Я замер. Майстрах размеренно, словно читая смертный приговор, начал:
— По распоряжению коллегии ОГПУ НКВД СССР в Москве вам, Дмитрий Александрович….
— Да не тяните… Скорей…
Майстрах не шелохнулся.
— …как мне стало известно из совершенно секретных источников…
— Ну?! Ну?!
— …вам во время сна была впаяна в лоб медная пружина для приёма радиосигналов из Москвы в качестве передвижной установки крупного военно-политического значения.
Майстрах оперся костлявыми руками на клюшку, выпрямился и с достоинством смолк.
«Чтоб ты сдох, проклятый псих! — шипел я себе под нос, в темноте пробираясь по бараку к выходу. — Напугал как, а?

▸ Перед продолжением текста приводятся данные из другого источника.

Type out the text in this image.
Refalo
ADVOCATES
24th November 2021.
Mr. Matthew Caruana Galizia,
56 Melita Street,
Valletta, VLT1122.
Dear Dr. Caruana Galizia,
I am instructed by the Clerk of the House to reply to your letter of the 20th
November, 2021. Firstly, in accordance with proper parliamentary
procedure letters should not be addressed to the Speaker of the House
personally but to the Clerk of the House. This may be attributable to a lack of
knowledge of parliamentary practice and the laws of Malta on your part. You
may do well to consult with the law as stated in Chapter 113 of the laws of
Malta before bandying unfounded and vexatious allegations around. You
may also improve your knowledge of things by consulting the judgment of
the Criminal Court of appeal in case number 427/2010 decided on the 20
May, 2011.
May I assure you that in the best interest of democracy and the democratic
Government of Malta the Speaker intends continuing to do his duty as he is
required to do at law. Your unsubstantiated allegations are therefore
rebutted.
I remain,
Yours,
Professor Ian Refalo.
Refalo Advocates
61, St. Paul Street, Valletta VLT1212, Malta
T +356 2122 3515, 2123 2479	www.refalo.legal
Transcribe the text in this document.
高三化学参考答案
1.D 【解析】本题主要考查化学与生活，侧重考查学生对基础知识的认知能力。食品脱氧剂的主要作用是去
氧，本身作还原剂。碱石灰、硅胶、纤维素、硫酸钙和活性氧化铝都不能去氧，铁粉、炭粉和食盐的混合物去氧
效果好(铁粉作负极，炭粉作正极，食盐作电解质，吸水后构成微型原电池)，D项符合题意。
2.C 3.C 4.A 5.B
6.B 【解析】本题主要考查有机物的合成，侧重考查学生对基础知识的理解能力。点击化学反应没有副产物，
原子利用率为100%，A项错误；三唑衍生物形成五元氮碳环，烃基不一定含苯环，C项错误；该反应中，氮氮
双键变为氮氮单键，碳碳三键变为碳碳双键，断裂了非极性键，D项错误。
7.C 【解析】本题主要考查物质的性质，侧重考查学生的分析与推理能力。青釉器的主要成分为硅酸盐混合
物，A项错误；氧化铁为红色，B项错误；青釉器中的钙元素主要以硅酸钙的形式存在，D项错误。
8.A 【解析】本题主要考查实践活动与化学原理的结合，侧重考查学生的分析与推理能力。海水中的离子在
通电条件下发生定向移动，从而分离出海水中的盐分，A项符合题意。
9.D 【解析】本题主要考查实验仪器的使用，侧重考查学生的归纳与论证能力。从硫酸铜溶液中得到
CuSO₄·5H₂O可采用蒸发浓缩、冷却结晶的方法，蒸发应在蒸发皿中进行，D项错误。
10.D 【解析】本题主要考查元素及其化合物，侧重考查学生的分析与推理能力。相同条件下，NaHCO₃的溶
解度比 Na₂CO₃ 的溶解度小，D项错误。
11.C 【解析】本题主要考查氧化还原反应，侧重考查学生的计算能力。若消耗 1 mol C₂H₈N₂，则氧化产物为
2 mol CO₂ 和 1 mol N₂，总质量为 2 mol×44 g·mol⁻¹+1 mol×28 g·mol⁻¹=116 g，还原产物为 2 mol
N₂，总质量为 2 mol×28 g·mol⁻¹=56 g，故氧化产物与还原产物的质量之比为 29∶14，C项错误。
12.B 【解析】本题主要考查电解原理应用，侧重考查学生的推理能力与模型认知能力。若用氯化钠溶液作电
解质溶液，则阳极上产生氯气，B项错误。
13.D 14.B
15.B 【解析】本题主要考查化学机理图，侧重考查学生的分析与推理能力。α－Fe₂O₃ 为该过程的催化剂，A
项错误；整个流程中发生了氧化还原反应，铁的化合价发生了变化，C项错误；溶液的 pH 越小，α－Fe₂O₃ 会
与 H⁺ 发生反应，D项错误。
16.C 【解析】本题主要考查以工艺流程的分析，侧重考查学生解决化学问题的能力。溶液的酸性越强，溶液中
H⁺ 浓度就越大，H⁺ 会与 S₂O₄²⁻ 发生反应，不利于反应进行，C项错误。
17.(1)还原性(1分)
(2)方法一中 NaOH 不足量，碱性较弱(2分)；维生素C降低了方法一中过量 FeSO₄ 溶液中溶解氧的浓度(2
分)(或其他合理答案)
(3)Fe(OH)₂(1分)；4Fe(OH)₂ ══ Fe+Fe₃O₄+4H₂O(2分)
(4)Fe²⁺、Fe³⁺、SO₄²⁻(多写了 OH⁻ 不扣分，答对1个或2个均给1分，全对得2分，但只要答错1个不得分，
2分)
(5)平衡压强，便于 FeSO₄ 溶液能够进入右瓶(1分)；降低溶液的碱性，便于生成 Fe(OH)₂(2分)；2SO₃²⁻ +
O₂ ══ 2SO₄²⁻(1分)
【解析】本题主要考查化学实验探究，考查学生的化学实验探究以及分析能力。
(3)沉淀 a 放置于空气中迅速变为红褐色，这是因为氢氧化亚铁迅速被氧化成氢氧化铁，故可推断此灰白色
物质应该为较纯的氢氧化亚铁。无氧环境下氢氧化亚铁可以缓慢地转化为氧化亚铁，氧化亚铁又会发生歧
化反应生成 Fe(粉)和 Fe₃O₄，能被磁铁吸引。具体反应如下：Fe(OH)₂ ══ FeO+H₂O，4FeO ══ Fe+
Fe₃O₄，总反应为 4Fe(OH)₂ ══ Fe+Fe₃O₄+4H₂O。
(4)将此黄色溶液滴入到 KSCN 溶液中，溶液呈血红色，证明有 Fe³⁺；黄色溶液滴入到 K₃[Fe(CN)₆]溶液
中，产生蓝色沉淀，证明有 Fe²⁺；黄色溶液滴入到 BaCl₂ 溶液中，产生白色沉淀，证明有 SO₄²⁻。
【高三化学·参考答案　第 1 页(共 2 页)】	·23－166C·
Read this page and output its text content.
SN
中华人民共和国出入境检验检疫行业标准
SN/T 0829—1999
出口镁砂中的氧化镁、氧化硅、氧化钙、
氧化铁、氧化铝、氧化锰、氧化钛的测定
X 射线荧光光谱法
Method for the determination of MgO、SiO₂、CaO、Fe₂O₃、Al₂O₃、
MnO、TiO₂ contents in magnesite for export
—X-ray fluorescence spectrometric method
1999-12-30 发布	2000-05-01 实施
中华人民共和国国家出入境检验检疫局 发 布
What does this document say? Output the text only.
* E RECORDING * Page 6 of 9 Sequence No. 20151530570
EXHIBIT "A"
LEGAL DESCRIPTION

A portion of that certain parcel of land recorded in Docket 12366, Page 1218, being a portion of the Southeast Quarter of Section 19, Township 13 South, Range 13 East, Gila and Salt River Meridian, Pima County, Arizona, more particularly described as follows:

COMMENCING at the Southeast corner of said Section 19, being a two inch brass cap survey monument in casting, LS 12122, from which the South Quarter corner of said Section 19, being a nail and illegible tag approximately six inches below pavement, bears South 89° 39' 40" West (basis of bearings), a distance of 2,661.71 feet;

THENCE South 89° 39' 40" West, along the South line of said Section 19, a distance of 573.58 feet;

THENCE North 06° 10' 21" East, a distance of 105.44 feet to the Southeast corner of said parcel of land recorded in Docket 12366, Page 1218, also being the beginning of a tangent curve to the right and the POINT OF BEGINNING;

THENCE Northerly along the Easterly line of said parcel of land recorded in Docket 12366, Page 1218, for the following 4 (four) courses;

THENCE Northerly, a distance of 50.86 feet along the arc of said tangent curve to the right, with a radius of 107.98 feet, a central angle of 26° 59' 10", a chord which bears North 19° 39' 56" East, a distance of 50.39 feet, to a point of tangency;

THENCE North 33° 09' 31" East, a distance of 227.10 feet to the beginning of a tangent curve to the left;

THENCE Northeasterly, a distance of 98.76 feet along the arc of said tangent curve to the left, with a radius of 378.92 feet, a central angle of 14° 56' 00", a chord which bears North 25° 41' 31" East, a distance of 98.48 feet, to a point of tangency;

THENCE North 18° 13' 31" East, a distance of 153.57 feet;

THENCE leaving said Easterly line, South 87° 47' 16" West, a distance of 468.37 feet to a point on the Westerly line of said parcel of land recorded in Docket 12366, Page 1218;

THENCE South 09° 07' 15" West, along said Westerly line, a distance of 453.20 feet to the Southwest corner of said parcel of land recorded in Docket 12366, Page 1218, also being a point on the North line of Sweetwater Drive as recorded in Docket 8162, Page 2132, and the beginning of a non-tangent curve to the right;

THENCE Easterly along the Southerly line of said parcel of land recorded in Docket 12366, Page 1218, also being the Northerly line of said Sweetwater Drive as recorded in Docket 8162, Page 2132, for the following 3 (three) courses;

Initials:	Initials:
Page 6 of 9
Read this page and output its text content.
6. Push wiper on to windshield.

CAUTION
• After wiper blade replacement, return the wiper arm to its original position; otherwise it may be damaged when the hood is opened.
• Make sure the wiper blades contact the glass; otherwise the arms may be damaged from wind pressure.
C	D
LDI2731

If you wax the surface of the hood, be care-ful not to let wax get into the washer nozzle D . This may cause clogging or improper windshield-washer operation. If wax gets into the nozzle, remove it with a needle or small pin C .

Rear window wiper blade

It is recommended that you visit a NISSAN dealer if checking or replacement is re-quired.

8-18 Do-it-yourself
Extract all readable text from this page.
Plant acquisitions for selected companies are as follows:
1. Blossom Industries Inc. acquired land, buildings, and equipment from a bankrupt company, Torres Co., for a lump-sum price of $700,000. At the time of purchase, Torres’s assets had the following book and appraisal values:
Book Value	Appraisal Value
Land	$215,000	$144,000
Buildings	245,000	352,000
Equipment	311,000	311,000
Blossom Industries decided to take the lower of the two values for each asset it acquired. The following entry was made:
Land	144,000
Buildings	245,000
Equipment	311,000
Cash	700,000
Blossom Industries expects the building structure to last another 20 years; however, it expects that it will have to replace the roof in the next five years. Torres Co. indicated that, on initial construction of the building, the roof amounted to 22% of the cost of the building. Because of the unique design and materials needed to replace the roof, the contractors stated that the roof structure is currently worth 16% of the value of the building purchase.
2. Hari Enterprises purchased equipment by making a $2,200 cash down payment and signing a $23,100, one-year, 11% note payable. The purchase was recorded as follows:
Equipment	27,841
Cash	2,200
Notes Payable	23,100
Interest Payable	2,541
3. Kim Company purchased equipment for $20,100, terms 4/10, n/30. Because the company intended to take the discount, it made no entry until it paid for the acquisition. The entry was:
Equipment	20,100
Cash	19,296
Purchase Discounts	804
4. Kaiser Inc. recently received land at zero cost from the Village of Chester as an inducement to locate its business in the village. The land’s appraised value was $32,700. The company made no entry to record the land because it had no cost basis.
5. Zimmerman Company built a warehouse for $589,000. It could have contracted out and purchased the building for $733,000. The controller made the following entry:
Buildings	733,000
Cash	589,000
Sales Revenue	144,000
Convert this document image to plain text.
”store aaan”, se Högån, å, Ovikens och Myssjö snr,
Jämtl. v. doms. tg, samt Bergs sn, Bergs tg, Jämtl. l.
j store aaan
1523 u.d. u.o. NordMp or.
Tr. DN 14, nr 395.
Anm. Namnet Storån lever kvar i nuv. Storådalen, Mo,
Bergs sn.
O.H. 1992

Это голодный психоз! Надо срочно попросить у начальницы ещё один больничный паек: у неё сейчас роман с каким-то важным гепеушником из Новосибирска, и она подобрела… Но ведь надо же так естественно подъехать ко мне с таким бредом! Ай да маршал! А ещё утром так логично рассуждал о положении на фронте… Тьфу! Проклятый псих!… Какой мне выдался беспокойный день!»
Но когда я выбрался наружу, вдохнул полной грудью свежую ночную прохладу и с нежностью взглянул на большие осенние звезды, от души расхохотался: драгоценная тетрадь пока в безопасности, шёлковой нити виться всё дальше и дальше.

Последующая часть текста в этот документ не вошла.